In general our equation can be rewritten as a first order ODE if we multiply it by $\;\phi'(t)$ and integrate once: $$0=-\lambda \phi (t)^3 \phi'(t)+\mu ^2 \phi (t) \phi'()t+\phi ''(t) \phi'(t)$$ $$0=-\frac{c_1}{4}-\frac{\lambda}{4} \phi (t)^4 +\frac{\mu ^2}{2} \phi(t)^2 +\frac{\phi'(t)^2}{2}$$ This is a standard technique of recasting certain autonomous nonlinear second order ODEs to first order ones, usually used in case of elliptic functions underlying behind.

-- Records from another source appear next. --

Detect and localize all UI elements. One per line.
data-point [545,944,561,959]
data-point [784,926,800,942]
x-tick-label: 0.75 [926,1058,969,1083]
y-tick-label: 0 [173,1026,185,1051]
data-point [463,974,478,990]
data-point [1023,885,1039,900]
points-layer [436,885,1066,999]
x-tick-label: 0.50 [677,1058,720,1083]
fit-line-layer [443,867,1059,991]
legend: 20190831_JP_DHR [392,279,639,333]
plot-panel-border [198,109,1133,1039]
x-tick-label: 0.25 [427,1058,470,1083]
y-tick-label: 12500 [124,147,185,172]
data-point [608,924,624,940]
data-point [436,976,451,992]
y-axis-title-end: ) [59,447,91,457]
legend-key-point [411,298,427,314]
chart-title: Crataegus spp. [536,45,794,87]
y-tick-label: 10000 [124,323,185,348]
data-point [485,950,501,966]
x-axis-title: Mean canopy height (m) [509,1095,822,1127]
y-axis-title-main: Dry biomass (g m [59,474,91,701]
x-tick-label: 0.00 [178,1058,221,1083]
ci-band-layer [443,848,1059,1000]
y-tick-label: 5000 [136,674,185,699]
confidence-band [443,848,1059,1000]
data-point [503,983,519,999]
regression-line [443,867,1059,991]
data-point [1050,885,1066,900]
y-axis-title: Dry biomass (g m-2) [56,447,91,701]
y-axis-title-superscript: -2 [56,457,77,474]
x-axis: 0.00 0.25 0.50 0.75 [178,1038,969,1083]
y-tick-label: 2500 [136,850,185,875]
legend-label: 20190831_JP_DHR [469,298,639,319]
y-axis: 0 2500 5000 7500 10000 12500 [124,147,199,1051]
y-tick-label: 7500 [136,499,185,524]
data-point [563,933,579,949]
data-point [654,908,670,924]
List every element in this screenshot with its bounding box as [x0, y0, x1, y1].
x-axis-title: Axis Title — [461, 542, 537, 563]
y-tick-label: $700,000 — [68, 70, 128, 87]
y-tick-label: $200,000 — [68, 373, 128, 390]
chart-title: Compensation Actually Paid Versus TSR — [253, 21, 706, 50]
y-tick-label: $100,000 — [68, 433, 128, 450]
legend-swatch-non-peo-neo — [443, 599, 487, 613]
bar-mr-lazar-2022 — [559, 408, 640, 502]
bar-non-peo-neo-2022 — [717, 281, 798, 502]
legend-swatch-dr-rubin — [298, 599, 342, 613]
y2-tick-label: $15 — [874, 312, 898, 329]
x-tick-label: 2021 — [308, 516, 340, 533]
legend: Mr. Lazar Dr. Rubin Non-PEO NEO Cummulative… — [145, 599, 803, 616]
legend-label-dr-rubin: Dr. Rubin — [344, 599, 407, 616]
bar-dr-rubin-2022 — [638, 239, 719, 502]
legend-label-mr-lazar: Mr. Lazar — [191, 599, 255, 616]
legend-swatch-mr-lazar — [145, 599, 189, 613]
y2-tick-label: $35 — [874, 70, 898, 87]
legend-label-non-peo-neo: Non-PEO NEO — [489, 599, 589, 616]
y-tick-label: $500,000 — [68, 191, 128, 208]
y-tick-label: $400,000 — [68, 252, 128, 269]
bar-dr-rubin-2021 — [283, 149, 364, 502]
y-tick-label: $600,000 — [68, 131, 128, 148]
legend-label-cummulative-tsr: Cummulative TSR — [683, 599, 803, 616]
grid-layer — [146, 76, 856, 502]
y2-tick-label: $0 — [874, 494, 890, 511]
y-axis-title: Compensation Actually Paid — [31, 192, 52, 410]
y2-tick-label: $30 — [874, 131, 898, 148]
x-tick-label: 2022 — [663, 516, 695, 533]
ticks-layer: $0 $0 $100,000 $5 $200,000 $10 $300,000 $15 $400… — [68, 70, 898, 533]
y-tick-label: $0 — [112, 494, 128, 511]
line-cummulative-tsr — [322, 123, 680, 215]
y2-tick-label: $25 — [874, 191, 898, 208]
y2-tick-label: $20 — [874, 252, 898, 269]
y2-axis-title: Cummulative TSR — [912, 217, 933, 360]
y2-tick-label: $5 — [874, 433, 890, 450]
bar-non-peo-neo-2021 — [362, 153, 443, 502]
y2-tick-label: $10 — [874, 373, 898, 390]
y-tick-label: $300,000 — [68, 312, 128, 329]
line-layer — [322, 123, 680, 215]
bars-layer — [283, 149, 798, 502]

Now we can rewrite it in the following way: $$\int\frac{ dt}{\sqrt{2}}=\int \frac{d w}{\sqrt{w^4 -2\mu ^2 w^2 +c}}$$ where $w =\sqrt{\lambda}\; \phi\;$ and $c_1 \lambda =c$. The rhs in general is an elliptic integral an cannot be calculated in terms of elementary functions (this Integrate[1/Sqrt[w^4 -2 \[Mu]^2 w^2 + c], w] // TraditionalForm yields
and an inverse function is an elliptic function expressed in terms of JacobiSN which we get when solving this ODE without initial conditions),
however for a special case when $c=\mu^4$ it might be reduced to $$\int \frac{d w}{w^2 -\mu ^2}=-\frac{arcth(\frac{w}{\mu})}{\mu}$$ and this is the case of the solution in the question.